* Instrumentalisation du Black feminism par un White feminism qui ne dit pas son nom
Instrumentalisation du Black feminism par un White feminism qui ne dit pas son nom
-> Un article lu sur : Kronik d'un nègre inverti
Aujourd’hui, je voulais parler d’un phénomène que j’ai constaté sur
une mailing list sur laquelle je suis inscris. Il est question de
s’échanger des infos sur le genre et la sexualité. Sur cette liste, il
n’y a pas de préférence pour un type de féminisme. C’est à dire qu’on
peut y voir toutes sortes d’infos : textes abolitionnistes/ textes pro
sexe, textes laïcards/textes sur les féminismes islamiques etc, ce qui
n’est pas sans provoquer des remous entre les abonnéEs.
Plusieurs fois, j’ai constaté que des gens qui ont une approche du
féminisme plutôt laïcarde, et qui se sont déjà exprimés plus ou moins
habilement sur le fait que l’antiracisme ou les questions trans sont là
pour « diviser » le féminisme, font parfois mention du Black feminism,
directement ou indirectement, dans un but totalement opportuniste. Je
m’explique, si on prend l’objectif du Black feminism qui est de mettre
en lumière les intersections entre sexe, race, classe et sexualité, on
pourrait fortement critiquer 90% du contenu que postent les gens
auxquels je fais référence.
Quelle a donc été la raison de leur utilisation du Black feminism ?

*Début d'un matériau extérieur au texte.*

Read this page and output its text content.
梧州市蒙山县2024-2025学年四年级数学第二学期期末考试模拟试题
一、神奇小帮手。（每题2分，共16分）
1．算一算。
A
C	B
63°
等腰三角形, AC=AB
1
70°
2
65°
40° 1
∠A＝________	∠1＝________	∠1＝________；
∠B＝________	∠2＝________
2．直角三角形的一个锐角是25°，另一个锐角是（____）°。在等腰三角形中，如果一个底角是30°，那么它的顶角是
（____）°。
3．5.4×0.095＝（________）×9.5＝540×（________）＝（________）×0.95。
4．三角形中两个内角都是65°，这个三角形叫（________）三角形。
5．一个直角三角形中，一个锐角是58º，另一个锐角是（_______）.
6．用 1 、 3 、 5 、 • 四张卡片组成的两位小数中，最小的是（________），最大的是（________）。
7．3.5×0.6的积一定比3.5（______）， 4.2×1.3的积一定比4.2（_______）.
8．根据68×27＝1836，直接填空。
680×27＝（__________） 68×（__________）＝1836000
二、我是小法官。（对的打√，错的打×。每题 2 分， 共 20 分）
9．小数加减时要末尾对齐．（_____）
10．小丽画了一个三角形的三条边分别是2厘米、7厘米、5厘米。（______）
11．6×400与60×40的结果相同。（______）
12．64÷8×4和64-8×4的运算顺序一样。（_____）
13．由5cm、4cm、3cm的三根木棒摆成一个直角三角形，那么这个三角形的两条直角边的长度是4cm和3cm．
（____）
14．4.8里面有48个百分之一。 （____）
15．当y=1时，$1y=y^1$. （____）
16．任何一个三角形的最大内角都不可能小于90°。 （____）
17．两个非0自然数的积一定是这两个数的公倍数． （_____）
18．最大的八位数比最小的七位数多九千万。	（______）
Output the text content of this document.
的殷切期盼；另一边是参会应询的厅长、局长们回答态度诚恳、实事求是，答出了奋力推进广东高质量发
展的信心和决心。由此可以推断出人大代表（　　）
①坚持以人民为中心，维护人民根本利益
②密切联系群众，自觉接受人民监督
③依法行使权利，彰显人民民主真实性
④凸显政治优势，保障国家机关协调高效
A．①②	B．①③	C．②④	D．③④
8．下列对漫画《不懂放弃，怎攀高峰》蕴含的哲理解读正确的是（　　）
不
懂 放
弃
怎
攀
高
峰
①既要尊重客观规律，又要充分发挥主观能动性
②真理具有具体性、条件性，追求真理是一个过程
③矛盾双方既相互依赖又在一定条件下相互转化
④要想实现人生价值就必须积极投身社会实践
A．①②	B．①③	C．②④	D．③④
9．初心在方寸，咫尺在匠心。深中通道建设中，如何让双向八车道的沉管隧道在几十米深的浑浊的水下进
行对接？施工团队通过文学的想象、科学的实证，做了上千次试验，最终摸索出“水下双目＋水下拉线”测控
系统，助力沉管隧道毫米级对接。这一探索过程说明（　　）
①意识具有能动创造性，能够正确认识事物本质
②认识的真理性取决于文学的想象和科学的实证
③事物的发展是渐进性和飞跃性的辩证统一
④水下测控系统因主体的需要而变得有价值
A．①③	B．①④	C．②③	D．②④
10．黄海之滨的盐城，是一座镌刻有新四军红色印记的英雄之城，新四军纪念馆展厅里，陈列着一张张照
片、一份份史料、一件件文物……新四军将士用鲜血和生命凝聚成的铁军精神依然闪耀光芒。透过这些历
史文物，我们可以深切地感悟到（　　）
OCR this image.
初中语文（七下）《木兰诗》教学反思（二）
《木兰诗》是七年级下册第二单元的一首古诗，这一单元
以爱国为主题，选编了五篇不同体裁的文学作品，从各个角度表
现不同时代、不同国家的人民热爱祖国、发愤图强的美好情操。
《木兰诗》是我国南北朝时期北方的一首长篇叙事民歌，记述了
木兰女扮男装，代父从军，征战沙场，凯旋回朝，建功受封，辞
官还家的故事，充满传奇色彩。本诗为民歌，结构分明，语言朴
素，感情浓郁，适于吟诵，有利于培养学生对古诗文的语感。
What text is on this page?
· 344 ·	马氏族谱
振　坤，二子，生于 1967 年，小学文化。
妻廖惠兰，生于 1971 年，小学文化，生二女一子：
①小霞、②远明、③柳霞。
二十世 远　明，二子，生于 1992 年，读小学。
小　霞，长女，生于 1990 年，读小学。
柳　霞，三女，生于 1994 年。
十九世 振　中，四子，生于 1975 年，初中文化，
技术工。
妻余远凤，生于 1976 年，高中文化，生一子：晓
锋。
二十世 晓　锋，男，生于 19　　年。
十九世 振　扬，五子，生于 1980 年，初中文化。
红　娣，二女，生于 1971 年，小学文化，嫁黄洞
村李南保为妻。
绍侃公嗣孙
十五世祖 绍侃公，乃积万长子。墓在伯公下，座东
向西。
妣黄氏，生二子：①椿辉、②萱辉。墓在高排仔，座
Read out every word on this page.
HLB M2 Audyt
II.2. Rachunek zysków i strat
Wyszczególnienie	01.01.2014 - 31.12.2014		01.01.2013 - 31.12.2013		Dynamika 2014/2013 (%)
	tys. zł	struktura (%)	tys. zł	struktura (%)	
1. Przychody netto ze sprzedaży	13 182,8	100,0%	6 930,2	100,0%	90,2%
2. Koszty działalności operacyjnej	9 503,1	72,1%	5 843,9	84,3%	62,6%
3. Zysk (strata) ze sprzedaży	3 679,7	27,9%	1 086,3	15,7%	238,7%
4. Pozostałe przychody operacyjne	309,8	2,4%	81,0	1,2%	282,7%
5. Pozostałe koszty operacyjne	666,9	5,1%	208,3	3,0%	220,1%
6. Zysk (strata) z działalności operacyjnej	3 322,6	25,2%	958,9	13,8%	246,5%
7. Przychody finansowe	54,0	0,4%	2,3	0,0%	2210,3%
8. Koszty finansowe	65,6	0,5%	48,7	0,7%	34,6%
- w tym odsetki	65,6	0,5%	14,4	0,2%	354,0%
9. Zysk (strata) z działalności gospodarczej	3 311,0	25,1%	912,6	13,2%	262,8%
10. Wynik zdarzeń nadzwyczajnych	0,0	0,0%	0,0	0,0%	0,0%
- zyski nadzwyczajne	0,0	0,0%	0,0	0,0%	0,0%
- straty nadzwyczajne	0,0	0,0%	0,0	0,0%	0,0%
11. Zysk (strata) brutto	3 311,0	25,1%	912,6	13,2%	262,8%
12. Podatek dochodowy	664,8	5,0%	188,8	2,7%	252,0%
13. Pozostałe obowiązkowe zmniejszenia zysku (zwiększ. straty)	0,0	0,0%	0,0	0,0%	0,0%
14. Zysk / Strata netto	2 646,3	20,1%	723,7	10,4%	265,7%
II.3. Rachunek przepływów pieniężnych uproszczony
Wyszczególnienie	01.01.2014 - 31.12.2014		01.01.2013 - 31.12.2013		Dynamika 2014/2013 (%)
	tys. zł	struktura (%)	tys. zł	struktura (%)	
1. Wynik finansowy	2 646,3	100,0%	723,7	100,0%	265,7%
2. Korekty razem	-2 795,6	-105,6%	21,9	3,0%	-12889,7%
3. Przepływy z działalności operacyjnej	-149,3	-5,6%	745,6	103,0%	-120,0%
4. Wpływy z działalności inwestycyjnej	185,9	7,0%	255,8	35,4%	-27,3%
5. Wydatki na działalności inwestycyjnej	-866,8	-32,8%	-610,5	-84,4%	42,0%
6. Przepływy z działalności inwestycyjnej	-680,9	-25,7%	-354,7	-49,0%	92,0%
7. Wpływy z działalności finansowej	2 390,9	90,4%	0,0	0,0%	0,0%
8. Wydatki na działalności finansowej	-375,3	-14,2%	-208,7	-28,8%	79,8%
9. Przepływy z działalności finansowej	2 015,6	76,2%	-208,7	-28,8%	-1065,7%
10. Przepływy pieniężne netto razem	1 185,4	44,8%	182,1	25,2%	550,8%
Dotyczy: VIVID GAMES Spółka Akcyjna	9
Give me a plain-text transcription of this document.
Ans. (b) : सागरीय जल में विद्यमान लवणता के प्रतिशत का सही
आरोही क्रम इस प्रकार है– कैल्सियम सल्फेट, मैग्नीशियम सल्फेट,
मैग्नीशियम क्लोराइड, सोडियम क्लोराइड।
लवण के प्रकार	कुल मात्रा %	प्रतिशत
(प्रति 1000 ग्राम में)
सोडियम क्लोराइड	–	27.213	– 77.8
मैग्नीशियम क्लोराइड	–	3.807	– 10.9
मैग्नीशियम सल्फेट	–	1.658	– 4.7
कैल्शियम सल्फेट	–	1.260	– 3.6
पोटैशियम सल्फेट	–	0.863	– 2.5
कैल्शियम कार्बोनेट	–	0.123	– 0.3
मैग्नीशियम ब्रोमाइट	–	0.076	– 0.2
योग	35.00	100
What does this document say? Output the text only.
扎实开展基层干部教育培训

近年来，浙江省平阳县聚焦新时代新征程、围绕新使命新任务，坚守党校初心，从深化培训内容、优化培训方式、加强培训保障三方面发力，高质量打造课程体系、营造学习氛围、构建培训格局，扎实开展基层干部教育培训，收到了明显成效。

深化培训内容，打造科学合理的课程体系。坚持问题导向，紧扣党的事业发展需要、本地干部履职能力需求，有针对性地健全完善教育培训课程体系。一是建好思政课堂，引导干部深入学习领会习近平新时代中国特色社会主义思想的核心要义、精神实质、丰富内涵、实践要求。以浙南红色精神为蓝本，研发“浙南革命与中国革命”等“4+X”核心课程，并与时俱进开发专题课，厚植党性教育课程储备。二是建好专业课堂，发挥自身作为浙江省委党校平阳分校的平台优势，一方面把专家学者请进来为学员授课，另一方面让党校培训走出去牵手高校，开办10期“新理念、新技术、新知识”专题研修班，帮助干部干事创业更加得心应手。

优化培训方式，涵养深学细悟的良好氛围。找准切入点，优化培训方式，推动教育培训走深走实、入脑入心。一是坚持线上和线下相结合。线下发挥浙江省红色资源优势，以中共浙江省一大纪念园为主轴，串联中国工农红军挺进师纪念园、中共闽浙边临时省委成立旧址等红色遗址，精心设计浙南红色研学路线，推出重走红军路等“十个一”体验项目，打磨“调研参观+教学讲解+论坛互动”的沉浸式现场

Une prise de conscience du racisme comme un vrai rapport social à
articuler dans leur lutte contre le sexisme ? Non. Une simple volonté,
même sans grande réflexion antiraciste, de faire partager des analyses
qui sont autres que celles du féminisme hégémonique ? Non. Un moyen de
parler de rapports de classe, autrement qu’en le faisant à partir des
classes populaires blanches, mais en prenant les réflexions féministes
sur les classes populaires noires aux Etats-Unis ? Encore une fois, non.
La raison, je vous le donne en mille, est celle-là : mener à bien leur agenda abolitionniste et anti porno.
Oui oui, vous m’avez bien lu. L’usage du Black feminism et l’allusion
aux privilèges blancs et bourgeois de certaines femmes n’avaient
aucunement pour fonction de faire réfléchir aux rapports de classe et de
race dans leur manière d’affecter les conditions de vie des femmes. Non
non, il s’agissait de dire en gros ceci :
- « Les Slut Walk c’est mal, la preuve les Black feminist sont contre »
- « Le porno c’est mal, la preuve celles qui en parlent sont blanches et bourgeoises »
- « La prostitution c’est mal, la preuve celles qui aiment ça sont blanches et bourgeoises »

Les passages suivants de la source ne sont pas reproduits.